OT, IoT, IIoT. Tres siglas que suenan casi igual, se usan como sinónimos en presentaciones, y confunden hasta a quien lleva años en tecnología. No son lo mismo, y la diferencia no es trivia de examen: entenderlas mal lleva a decisiones de seguridad equivocadas. Aquí está el mapa, en cristiano.
OT: el veterano que nació aislado
La tecnología operativa (OT) es la más antigua de las tres. Es el control industrial clásico —PLCs, SCADA, sensores y actuadores— que en muchos sitios tiene décadas de antigüedad y que nació en un mundo aislado: esos sistemas se diseñaron cuando estar desconectados de todo era lo normal y lo seguro. Su prioridad número uno es, y siempre ha sido, la disponibilidad y la seguridad física: que el proceso no pare y que nadie se lastime. La ciberseguridad no estaba en su ADN, sencillamente porque no estaban conectados a nada.
IoT: el recién llegado que nació conectado
El internet de las cosas (IoT) es lo opuesto en origen.
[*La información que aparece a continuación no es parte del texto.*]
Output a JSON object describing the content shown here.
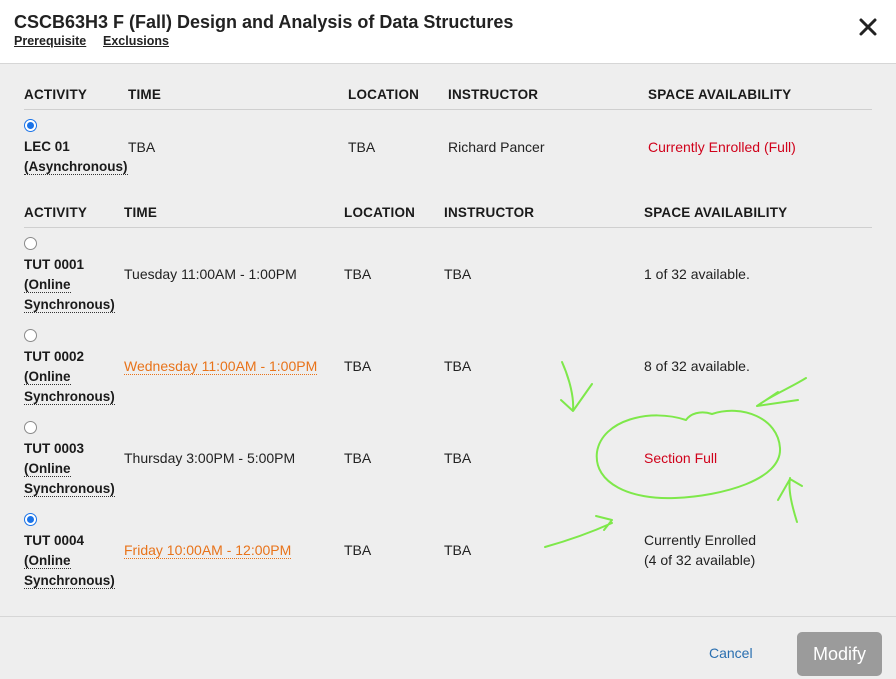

Son dispositivos que nacieron conectados, pensados desde el primer día para hablar por la red y subir datos a la nube. Priorizan los datos y la conveniencia, suelen ser baratos y masivos, y —como vimos— arrastran malos hábitos de seguridad. Donde el OT es viejo, robusto y aislado, el IoT es nuevo, ligero y conectado por definición.
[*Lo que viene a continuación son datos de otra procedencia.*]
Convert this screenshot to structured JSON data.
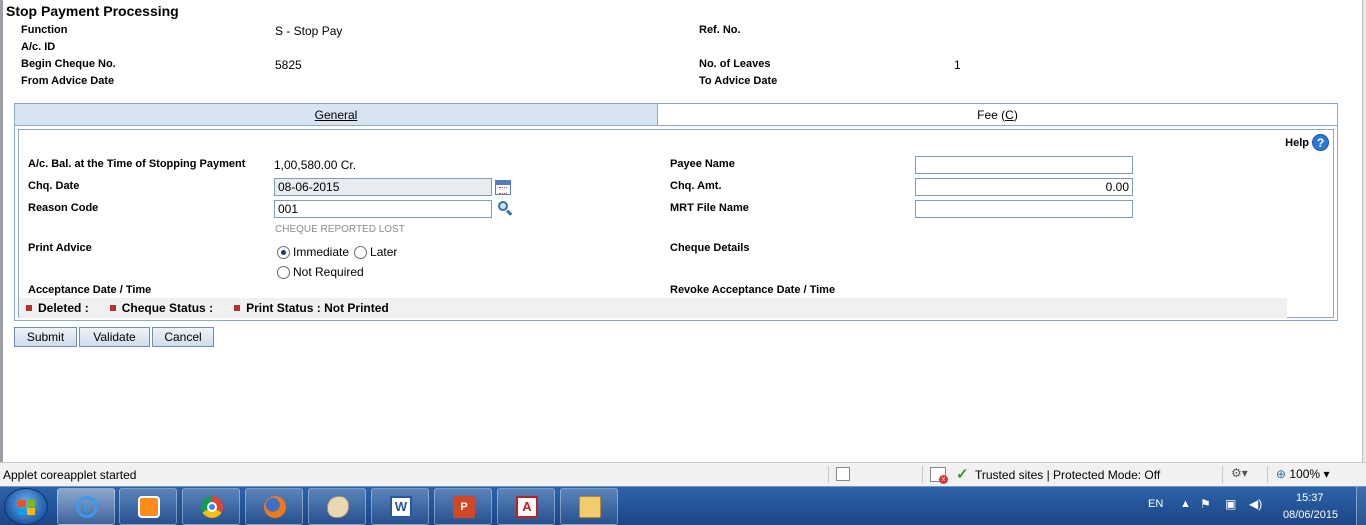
{
  "header": {
    "title": "Stop Payment Processing",
    "function_label": "Function",
    "function_value": "S - Stop Pay",
    "ref_no_label": "Ref. No.",
    "ac_id_label": "A/c. ID",
    "begin_cheque_label": "Begin Cheque No.",
    "begin_cheque_value": "5825",
    "no_of_leaves_label": "No. of Leaves",
    "no_of_leaves_value": "1",
    "from_advice_label": "From Advice Date",
    "to_advice_label": "To Advice Date"
  },
  "tabs": {
    "general": "General",
    "fee_prefix": "Fee (",
    "fee_key": "C",
    "fee_suffix": ")"
  },
  "help_label": "Help",
  "form": {
    "ac_bal_label": "A/c. Bal. at the Time of Stopping Payment",
    "ac_bal_value": "1,00,580.00 Cr.",
    "chq_date_label": "Chq. Date",
    "chq_date_value": "08-06-2015",
    "reason_code_label": "Reason Code",
    "reason_code_value": "001",
    "reason_code_hint": "CHEQUE REPORTED LOST",
    "print_advice_label": "Print Advice",
    "radio_immediate": "Immediate",
    "radio_later": "Later",
    "radio_not_required": "Not Required",
    "acceptance_label": "Acceptance Date / Time",
    "payee_name_label": "Payee Name",
    "payee_name_value": "",
    "chq_amt_label": "Chq. Amt.",
    "chq_amt_value": "0.00",
    "mrt_file_label": "MRT File Name",
    "mrt_file_value": "",
    "cheque_details_label": "Cheque Details",
    "revoke_label": "Revoke Acceptance Date / Time"
  },
  "status_strip": {
    "deleted": "Deleted",
    "cheque_status": "Cheque Status",
    "print_status": "Print Status",
    "print_status_value": "Not Printed",
    "sep": ":"
  },
  "buttons": {
    "submit": "Submit",
    "validate": "Validate",
    "cancel": "Cancel"
  },
  "ie_status": {
    "text": "Applet coreapplet started",
    "zone": "Trusted sites | Protected Mode: Off",
    "zoom": "100%"
  },
  "tray": {
    "lang": "EN",
    "time": "15:37",
    "date": "08/06/2015"
  },
  "taskbar_apps": [
    "internet-explorer-icon",
    "media-player-icon",
    "chrome-icon",
    "firefox-icon",
    "paint-icon",
    "word-icon",
    "powerpoint-icon",
    "acrobat-icon",
    "file-explorer-icon"
  ],
  "colors": {
    "tab_active": "#d9e4f2",
    "panel_border": "#8fa7c8",
    "status_square": "#b3322b",
    "taskbar": "#1c4688"
  }
}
IIoT: donde los dos mundos chocan
El IIoT (IoT industrial) es la convergencia de los otros dos: llevar la conectividad, los sensores modernos y la telemetría del IoT al mundo tradicional de la OT. En la práctica es poner sensores inteligentes en equipo industrial que antes estaba mudo, y mandar esos datos a la nube para analizarlos, predecir fallas y optimizar. La promesa es enorme —visibilidad y eficiencia que la OT clásica nunca tuvo—. El problema también: el IIoT conecta lo que estaba deliberadamente aislado (la OT) usando tecnología que es insegura por diseño (el IoT). Junta lo mejor de ambos mundos, y también sus riesgos.
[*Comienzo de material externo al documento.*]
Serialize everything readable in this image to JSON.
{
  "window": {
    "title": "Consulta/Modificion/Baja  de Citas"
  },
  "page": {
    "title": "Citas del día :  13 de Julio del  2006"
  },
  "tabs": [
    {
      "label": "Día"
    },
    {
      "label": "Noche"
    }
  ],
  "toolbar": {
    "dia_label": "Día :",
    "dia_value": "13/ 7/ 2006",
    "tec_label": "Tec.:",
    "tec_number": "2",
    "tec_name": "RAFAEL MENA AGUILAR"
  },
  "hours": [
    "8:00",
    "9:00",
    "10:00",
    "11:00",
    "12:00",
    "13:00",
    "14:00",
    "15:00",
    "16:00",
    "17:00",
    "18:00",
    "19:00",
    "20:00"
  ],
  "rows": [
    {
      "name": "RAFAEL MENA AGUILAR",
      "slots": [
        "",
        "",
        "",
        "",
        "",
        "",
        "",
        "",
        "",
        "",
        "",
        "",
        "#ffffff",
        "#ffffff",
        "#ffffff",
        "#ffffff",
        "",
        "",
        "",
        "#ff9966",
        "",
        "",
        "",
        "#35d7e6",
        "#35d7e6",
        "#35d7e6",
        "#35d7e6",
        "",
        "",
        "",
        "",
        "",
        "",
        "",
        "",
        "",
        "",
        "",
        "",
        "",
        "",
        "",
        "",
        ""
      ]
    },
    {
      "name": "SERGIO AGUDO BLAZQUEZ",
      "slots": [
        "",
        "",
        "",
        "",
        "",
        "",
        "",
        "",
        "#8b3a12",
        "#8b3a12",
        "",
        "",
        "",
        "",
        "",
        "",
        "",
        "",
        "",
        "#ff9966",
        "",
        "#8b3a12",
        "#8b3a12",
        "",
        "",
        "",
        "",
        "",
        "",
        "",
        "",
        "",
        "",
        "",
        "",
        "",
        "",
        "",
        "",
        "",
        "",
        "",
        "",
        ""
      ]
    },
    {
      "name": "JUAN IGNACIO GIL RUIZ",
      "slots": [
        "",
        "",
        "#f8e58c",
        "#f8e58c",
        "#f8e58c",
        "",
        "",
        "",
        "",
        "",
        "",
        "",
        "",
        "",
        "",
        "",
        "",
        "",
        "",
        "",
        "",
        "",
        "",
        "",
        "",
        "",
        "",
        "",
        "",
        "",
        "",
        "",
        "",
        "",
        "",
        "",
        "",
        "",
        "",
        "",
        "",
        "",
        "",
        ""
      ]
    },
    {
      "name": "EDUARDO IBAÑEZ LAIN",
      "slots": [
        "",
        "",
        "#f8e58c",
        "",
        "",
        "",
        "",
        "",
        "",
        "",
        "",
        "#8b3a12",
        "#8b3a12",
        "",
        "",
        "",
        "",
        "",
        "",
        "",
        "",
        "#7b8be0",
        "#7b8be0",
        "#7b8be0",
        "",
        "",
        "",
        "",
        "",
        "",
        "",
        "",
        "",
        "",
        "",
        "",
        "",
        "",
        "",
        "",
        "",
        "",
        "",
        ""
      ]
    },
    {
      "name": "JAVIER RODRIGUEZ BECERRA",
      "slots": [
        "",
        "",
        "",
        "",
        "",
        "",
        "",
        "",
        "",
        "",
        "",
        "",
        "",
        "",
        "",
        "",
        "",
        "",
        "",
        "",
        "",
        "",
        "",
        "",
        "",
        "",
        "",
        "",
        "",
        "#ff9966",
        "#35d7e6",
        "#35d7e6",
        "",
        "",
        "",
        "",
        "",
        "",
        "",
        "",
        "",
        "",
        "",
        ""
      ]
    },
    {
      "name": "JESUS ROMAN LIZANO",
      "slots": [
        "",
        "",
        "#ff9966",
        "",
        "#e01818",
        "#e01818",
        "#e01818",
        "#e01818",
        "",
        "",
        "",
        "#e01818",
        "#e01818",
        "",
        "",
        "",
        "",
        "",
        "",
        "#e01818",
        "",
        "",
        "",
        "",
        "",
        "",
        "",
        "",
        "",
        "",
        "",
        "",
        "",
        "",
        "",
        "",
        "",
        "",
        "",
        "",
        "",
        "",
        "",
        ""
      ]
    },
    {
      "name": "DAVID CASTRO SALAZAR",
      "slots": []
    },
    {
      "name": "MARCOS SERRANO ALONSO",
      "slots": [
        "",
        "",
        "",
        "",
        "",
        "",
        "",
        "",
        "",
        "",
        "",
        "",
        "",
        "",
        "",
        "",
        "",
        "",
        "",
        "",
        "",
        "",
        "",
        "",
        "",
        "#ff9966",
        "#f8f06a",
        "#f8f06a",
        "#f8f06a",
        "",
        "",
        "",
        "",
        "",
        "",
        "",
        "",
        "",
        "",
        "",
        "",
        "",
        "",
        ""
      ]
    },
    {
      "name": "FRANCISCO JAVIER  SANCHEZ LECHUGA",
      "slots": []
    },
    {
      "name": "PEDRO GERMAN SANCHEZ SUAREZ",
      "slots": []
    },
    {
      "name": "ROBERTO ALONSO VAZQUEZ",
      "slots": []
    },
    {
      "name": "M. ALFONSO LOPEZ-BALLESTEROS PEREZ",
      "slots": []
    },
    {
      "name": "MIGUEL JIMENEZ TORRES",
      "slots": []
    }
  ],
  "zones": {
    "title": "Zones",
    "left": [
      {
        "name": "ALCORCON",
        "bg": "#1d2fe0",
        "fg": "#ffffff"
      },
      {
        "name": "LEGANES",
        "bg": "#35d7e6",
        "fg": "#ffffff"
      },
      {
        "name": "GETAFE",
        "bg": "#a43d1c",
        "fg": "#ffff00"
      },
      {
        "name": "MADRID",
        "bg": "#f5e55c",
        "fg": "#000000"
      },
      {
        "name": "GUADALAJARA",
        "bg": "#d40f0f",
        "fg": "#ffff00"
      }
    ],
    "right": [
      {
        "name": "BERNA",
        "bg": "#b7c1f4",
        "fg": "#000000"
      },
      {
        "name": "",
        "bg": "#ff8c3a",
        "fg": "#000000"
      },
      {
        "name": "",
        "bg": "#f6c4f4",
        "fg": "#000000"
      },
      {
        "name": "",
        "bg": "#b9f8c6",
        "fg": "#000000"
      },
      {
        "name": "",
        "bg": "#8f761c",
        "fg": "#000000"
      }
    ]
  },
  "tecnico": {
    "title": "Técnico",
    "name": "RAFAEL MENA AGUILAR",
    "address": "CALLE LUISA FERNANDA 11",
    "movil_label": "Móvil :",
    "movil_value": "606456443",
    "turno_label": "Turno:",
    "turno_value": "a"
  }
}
El mapa: OT nació aislado, IoT nació conectado, y el IIoT los une —conectando lo aislado con tecnología insegura por diseño—.
Por qué la distinción importa para la seguridad
Aquí está la razón de fondo para no mezclar las siglas. La OT era segura, en parte, porque estaba aislada. El IIoT rompe ese aislamiento en nombre de la visibilidad, y de repente sistemas industriales de hace veinte años —sin parches, sin autenticación moderna, diseñados para confiar en todo lo que les hablara— quedan expuestos a la red. Es la misma convergencia IT/OT que hace tan delicada la seguridad industrial: no puedes proteger lo que conectaste como si siguiera aislado. Requiere monitoreo y visibilidad específicos de OT —herramientas como Nozomi nacieron justo para ver este mundo sin perturbarlo—.
El encuadre que de verdad sirve
Al final, más que memorizar qué sigla es cuál, conviene hacerle a cada dispositivo tres preguntas: ¿toca el mundo físico? (entonces es OT y su falla tiene consecuencias reales), ¿está conectado a la red? (entonces es superficie de ataque), y ¿quién puede alcanzarlo? (entonces sabes tu exposición). Esas tres preguntas te dan más que cualquier sigla.
La idea que se queda
OT es el control físico que nació aislado; IoT son los dispositivos que nacieron conectados; IIoT es la convergencia que conecta lo primero usando lo segundo —con toda su promesa y todo su riesgo—. La distinción importa porque la seguridad de cada uno es distinta, y porque conectar sin entender es cómo se crean los agujeros. Es la base para tomar en serio la ciberseguridad OT.